Lo zio aveva una certa delicatezza nella voce e gli sorrideva mostrando il bianco del suo smalto sulla pelle olivastra.
«Giovanotto!» fece all’improvviso il nonno.
«Sì, nonno?»
«Vieni a sederti un po’ qui» fece il vecchio dandosi dei colpetti sulla gamba.
Clayton riconobbe il segnale e si preparò alle disquisizioni autobiografiche del vecchio.
«Sai,» gli disse non appena ebbe il nipote in grembo «avevo un solo obiettivo quando mi sono arruolato.»
«E qual era?» chiese Clayton, pur conoscendo già la risposta. «Volevo cambiare il mondo, figliolo, a colpi di schioppo contro… mmh, siano dannati se una volta tanto me ne ricordo i nomi. Bah! Comunque, l’importante è che è andata come doveva andare. Non c’è uomo che sia un vero uomo se non fa il proprio dovere per la difesa della patria.» E mettendo il punto al discorso, tirò una cinquina poderosa sulla spalla del suo secondogenito, lo zio di Clayton.
Il padre di Clayton, invece, era un uomo serio, di qualche anno più grande del fratello.
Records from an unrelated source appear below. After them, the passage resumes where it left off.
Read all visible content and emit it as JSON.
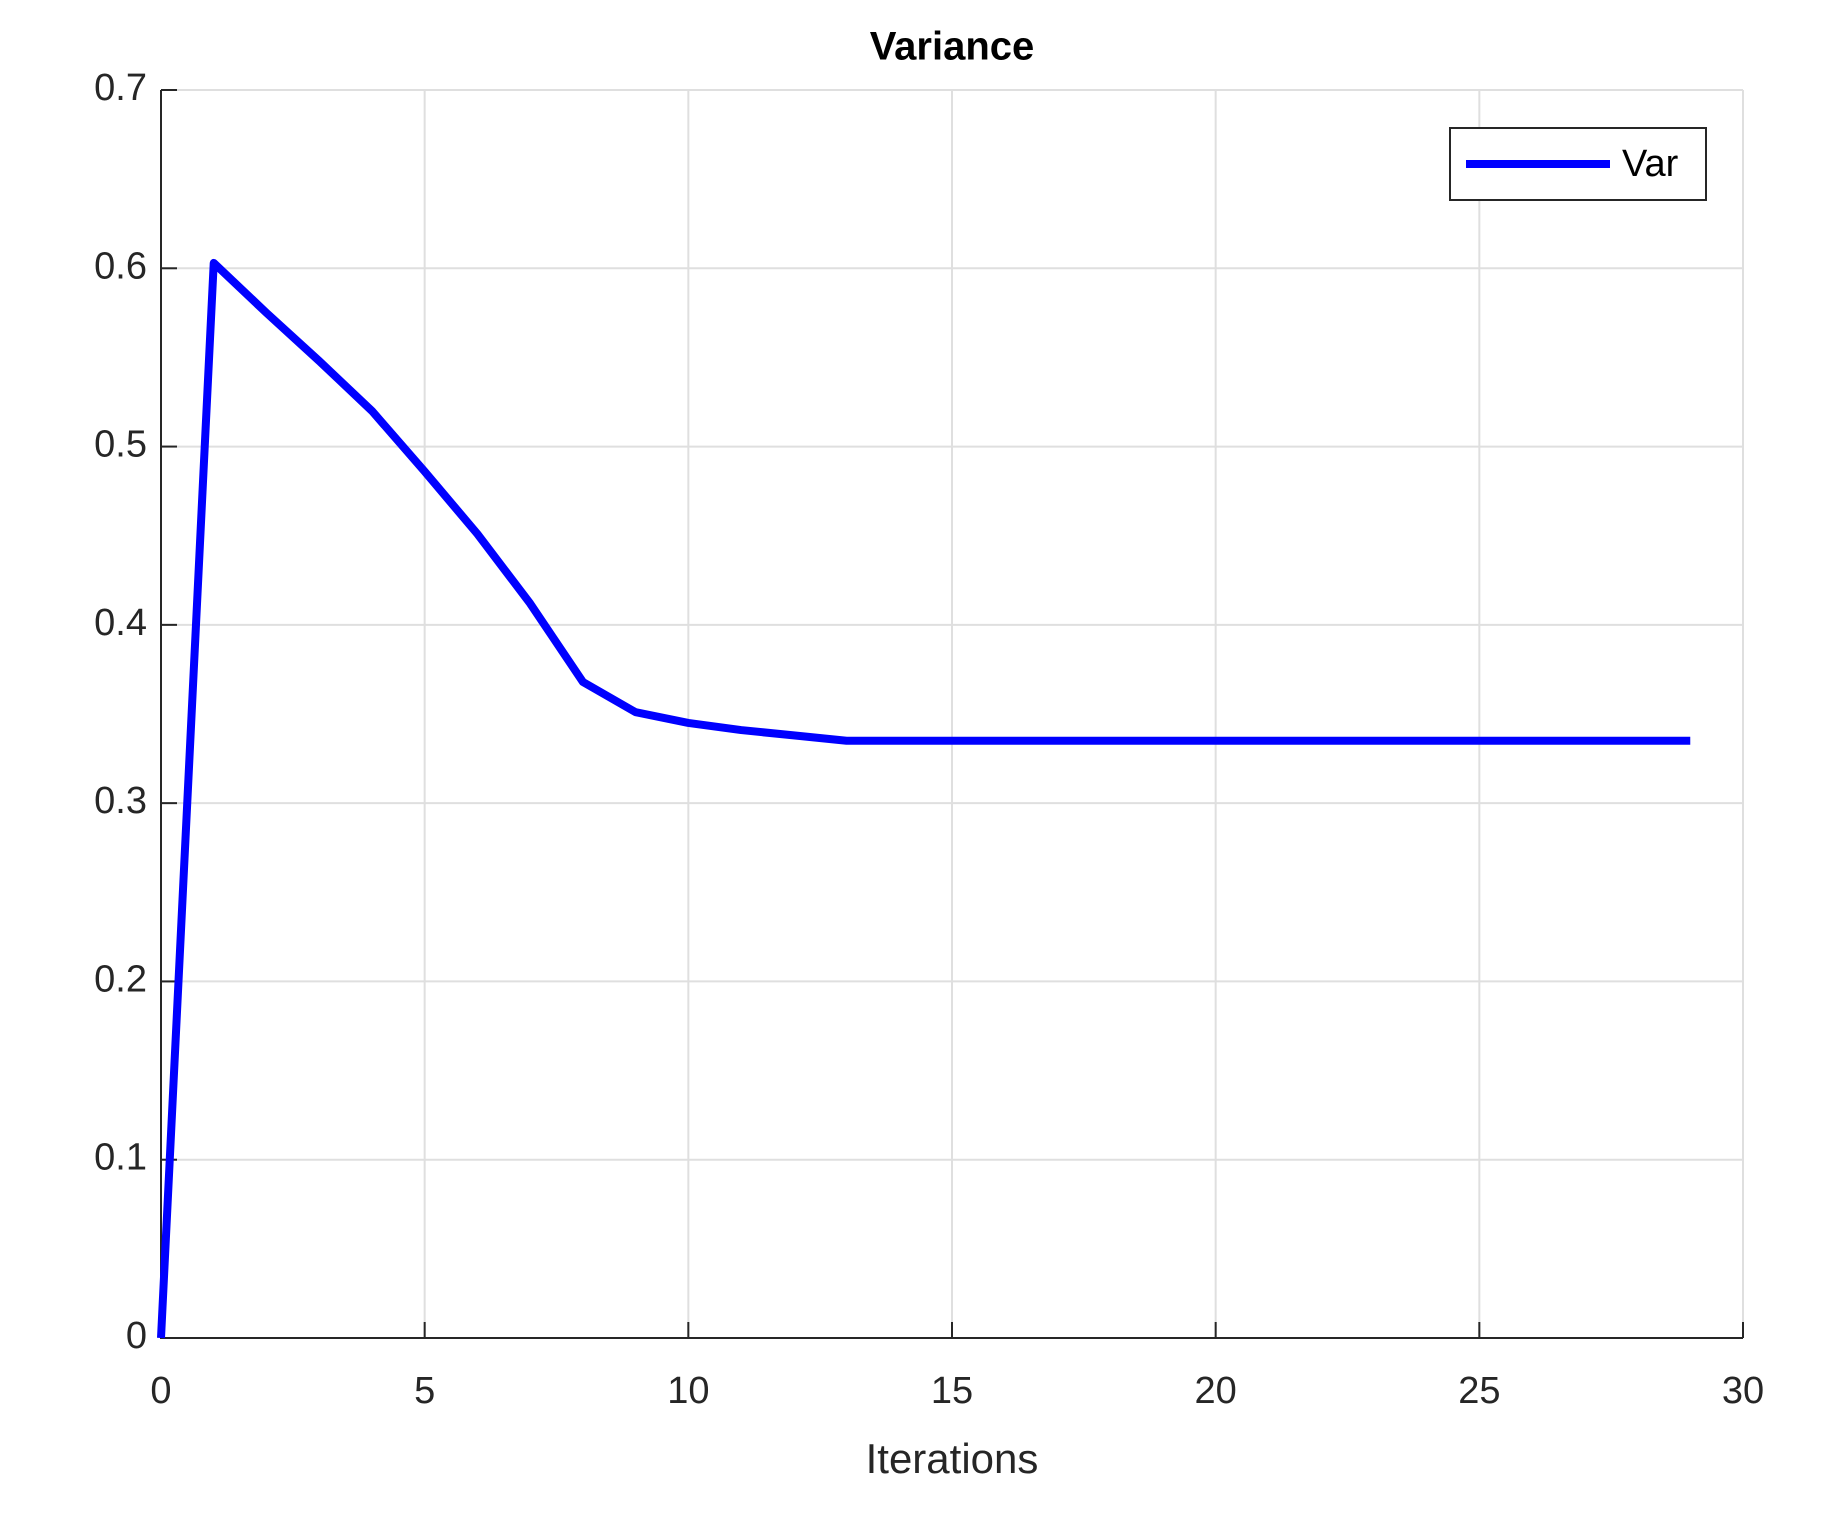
{
  "chart_data": {
    "type": "line",
    "title": "Variance",
    "x_label": "Iterations",
    "x": [
      0,
      1,
      2,
      3,
      4,
      5,
      6,
      7,
      8,
      9,
      10,
      11,
      12,
      13,
      14,
      15,
      16,
      17,
      18,
      19,
      20,
      21,
      22,
      23,
      24,
      25,
      26,
      27,
      28,
      29
    ],
    "series": [
      {
        "name": "Var",
        "color": "#0000ff",
        "values": [
          0,
          0.603,
          0.575,
          0.548,
          0.52,
          0.486,
          0.451,
          0.412,
          0.368,
          0.351,
          0.345,
          0.341,
          0.338,
          0.335,
          0.335,
          0.335,
          0.335,
          0.335,
          0.335,
          0.335,
          0.335,
          0.335,
          0.335,
          0.335,
          0.335,
          0.335,
          0.335,
          0.335,
          0.335,
          0.335
        ]
      }
    ],
    "xlim": [
      0,
      30
    ],
    "xticks": [
      0,
      5,
      10,
      15,
      20,
      25,
      30
    ],
    "ylim": [
      0,
      0.7
    ],
    "yticks": [
      0,
      0.1,
      0.2,
      0.3,
      0.4,
      0.5,
      0.6,
      0.7
    ],
    "grid": true,
    "legend_position": "upper-right"
  }
}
Aveva combattuto anche lui al fronte come medico, contro gli insulti, gli sputi e i topi, le raffiche e i pianti disperati di chi non voleva morire. Arrivata la licenza, dopo tre settimane in trincea, aveva continuato a fare il medico in paese. Come la ottenne è presto detto.
Con un gesto invitò tutti a prendere il proprio posto in tavola e, un po’ zoppicando come faceva, si fece aiutare dalla moglie per mettersi comodo senza che quel movimento lacerasse di dolore, oltre la gamba, anche animo e orgoglio.
«Padre,» disse al prete che era stato invitato per quell’occasione «a lei la preghiera.»
Il prete, che fino a quel momento se ne era stato nel suo cantuccio a osservare le abilità culinarie della donna, si risvegliò inebetito riassestandosi giacca e colletto.
«Ehm, ma certo. Dio benedica questo pranzo domenicale, condiviso con gli affetti più prossimi in questo giorno di riconciliazioni e saluti. Amen.»
La verità è che a quella tavola Dio era un’abitudine; la benedizione, invece, una salsa che colava su un enorme tacchino.
Clayton prese posto accanto alla madre e davanti a sé aveva lo zio e il nonno. Il padre, a capotavola, guardava in faccia il prete che contemplava dall’altra parte del tavolo i fumi della carne. Sembrava immerso in una qualche atmosfera mistica, dove i fumi sacri dell’incenso si confondevano con quelli non meno sacri dell’arrosto.
«Un gran bel pezzo di carne!» esordì il vecchio sergente, l’espressione appena più rasserenata sotto le folte sopracciglia che nascondevano due celesti occhi di bimbo.
«Ben detto, sergente, ben detto» diceva il prete, che nel frattempo lanciava occhiate a ripetizione al tacchino e alla donna, senza riuscire a decidere quale pezzo di carne preferire. Alla fine, optò per l’animale, ritenendo di salvare in un sol colpo stomaco e castità. Soddisfatto di questa sua risoluzione, si approntò a godere di quanto Dio gli offriva, perché la fede è una questione di spirito e lo spirito buono prepara l’uomo a godere di tutti i doni della vita.
Nel frattempo, lo zio di Clayton giocava con la forchetta a infilzare un pomodoro, ma il suo sguardo era altrove e i denti della forchetta si limitavano a prendere di striscio la pelle rossa dell’ortaggio, che sudava freddo ogni qual volta il grigio metallo si faceva vicino come uno spaventoso rastrello.
L’uomo di casa, notando che la testa del fratello aveva cominciato a viaggiare, cercò di spezzare quella catena di congetture fantasiose e inusuali avanzando temi contingenti, i quali servono solo a sopprimere le idee poiché raramente danno adito a discussioni interessanti, eppure fanno sempre bene il loro lavoro. La contingenza è per gli individui ciò che una secchiata gelida è per una mente che vaga verso nuovi e sconosciuti itinerari. Ed era più o meno questo che la mente del fratello andava rincorrendo: un qualche concetto nuovo scatenato da una frizione di incoerenza che egli viveva intimamente.